Der Austausch mit anderen Betroffenen und Angehörigen - etwa in Selbsthilfegruppen - wird von vielen als wertvoll erlebt. Zu erfahren, wie andere weiter aktiv bleiben und zum Beispiel Hobbys pflegen wie Singen, Wandern, Kochen oder Malen, macht Mut. Aktivitäten helfen auch, nicht immer an die Krankheit zu denken. Zufriedenheit und eine gute Lebensqualität sind trotz Demenz oft noch lange möglich.

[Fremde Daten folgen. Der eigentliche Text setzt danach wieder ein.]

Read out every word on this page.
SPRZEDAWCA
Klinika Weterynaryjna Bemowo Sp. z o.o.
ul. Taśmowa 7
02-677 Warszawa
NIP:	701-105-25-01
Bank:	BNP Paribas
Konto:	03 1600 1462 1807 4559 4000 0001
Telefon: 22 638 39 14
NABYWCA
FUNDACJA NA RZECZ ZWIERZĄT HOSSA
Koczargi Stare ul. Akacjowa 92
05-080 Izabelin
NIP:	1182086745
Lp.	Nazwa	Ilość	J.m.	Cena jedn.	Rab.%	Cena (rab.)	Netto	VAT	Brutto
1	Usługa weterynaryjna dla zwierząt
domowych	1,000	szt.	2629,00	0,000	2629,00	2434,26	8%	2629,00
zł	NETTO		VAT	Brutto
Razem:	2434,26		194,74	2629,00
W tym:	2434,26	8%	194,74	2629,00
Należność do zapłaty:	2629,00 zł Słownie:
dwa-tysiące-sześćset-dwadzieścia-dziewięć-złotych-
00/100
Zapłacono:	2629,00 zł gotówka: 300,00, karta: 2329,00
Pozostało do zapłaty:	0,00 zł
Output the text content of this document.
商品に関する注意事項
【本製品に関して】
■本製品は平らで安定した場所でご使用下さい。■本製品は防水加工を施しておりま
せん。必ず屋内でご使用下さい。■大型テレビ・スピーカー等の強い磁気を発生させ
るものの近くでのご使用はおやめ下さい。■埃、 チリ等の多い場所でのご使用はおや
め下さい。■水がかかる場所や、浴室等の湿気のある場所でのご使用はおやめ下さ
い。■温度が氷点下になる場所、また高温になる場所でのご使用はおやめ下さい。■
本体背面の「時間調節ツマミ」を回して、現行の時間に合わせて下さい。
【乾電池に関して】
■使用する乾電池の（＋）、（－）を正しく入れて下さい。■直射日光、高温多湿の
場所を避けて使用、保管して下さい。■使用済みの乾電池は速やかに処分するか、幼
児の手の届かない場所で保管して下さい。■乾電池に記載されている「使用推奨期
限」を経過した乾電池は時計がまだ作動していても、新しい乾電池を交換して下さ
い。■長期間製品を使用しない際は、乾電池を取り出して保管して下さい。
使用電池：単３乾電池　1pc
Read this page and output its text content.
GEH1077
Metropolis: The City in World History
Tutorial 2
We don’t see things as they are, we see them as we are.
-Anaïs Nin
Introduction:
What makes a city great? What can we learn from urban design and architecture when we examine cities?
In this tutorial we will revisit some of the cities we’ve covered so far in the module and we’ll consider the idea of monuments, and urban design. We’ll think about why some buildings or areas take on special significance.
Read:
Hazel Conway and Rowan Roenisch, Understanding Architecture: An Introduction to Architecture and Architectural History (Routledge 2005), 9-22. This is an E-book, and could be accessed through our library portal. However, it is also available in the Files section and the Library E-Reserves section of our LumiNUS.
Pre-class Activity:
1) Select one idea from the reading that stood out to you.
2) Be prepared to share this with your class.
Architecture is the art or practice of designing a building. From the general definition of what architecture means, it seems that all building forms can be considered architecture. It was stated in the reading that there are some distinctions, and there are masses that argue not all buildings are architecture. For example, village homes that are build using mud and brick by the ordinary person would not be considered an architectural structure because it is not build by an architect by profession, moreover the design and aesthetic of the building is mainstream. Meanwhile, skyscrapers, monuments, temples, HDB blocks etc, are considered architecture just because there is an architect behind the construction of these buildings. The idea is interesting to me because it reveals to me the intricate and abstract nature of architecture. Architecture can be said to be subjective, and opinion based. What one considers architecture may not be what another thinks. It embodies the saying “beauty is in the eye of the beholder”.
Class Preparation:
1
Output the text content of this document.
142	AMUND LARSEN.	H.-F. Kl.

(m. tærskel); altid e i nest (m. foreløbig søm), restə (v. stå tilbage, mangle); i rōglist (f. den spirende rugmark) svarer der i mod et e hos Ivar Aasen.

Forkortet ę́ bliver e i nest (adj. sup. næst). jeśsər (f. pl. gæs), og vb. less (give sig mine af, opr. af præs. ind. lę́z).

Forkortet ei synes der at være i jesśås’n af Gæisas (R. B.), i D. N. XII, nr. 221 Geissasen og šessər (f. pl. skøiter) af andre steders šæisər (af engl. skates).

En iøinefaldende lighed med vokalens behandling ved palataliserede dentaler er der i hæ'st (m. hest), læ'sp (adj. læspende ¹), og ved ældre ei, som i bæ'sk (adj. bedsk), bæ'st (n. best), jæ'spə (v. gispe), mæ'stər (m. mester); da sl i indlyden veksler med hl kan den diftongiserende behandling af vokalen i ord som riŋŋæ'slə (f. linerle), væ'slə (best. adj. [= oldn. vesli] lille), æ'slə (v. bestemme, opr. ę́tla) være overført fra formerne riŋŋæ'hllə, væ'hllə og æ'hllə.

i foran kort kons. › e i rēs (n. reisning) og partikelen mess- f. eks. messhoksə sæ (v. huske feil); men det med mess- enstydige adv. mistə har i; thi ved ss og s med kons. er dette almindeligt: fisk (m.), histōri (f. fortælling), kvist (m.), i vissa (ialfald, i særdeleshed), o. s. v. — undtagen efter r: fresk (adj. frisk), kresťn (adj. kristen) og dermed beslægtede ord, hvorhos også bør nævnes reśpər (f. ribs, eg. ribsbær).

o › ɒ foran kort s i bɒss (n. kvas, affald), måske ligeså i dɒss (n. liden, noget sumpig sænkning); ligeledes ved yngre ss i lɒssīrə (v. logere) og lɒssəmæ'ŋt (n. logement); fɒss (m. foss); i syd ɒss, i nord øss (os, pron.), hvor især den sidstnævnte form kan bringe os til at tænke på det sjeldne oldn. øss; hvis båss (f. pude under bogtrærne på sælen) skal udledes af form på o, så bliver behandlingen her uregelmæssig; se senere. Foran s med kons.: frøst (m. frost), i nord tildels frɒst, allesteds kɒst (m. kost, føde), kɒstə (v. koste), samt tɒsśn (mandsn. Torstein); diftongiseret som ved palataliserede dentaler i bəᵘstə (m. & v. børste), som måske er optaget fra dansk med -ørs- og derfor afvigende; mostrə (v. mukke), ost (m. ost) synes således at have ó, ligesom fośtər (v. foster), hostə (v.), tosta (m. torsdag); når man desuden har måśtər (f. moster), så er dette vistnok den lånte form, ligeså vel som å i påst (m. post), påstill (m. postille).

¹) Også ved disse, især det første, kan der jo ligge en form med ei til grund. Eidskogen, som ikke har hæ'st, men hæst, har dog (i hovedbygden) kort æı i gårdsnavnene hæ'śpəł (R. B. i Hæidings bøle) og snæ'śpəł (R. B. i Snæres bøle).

Wenn eine Demenz-Erkrankung weit fortgeschritten ist und eine immer umfassendere Betreuung nötig macht, können Angehörige irgendwann an ihre Grenzen stoßen. Dann kann der Umzug in eine Einrichtung, in der Pflege, Betreuung und medizinische Versorgung durch Fachkräfte möglich sind, für alle Beteiligten die bessere Lösung sein. Die Entscheidung zum Umzug in ein Pflegeheim oder eine betreute Wohngemeinschaft fällt oft nicht leicht - zumal es eine Weile dauern kann, bis eine geeignete Einrichtung gefunden ist.